The 46th peak of my second round will be Whiteface, where I'll meet my family, and I want to hike it from Whiteface Landing. Accordingly, a visit to Esther would need to be a separate hike and Saturday seemed like a good time to do it.

After a good night's rest, I left Tmax and Topo's shortly after 6:00 AM. I parked at the ASRC trailhead and departed for the Marble Mountain trail at 7:00 AM.

Largely unmarked, the trail descends a gravel road, past discarded equipment, and into a clearing containing a radio tower. At the far end of the clearing, a cairn (and a foil-wrapped stick) marks the beginning of the trail up Marble Mountain.

The trail follows directly up the fall-line and passes between five pairs of concrete blocks that are the remains of a ski lift. The trail-bed is loose rubble and challenges your footing while ascending and more so during the descent. Its upper reaches are home to at least one hermit thrush who serenaded me with its flute-like calls. 

The morning was warm and exceptionally humid and I was in no hurry to reach the summit. There was a chance of thundershowers developing but not until later in the day. I arrived at the junction at 8:45 AM and marvelled at the tall cairn. It stands below a clearly visible sign that indicates the herd-path to Esther. Nevertheless, increasing its height is an irresistible pleasure for passing hikers.

The route to Esther is a bit scratchy and seemed longer than its true length. I reached Esther's summit at around 9:20 AM. The woods were abuzz with the sound of flies and the air was filled with flitting dragonflies. It was magical.

Natty spats atop Esther.

For dessert, baby spruce cones laced with fresh sap
I paused briefly to admire the view of Whiteface. The silence was sporadically broken by the call of a raptor giving chase high above me (or was it the urgent cries of the prey?). A less natural sound was the snarling of a Harley ascending Whiteface's road. After a few minutes rest, I departed for the junction. I arrived at 10:00 AM and chose to descend as quickly as my old legs allowed.

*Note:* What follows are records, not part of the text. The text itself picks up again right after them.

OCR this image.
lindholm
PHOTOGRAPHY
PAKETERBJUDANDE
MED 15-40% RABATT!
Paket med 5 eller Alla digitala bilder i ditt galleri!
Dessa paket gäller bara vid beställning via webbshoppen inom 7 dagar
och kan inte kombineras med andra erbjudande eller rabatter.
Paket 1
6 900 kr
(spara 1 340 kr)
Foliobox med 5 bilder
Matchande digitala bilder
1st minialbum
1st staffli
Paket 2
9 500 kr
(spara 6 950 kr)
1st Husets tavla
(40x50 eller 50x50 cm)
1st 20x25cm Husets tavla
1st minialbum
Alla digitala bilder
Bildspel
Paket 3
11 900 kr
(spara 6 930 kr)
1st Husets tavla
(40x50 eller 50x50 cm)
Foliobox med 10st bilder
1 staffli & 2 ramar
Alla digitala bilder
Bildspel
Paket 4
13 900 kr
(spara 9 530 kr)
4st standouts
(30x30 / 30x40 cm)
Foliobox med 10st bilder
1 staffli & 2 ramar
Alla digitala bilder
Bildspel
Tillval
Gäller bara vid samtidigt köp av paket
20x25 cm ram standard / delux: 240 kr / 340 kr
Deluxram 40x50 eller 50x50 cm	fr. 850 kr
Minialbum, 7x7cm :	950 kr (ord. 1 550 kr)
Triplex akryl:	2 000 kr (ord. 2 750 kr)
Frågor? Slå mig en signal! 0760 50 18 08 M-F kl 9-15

I passed several ascending hikers and paused only to answer questions about distance, time, and presence of water. I found it difficult to maintain a brisk pace on the loose rocks of the Marble Mountain trail. I stopped to photograph a toad who obliged me by remaining motionless no matter how close I positioned my camera. An hour later, at 11:00 AM, I emerged at the ASRC parking lot. It was the end of a very enjoyable morning in the woods. 

Mr. Toad contemplating life, the universe, and everything.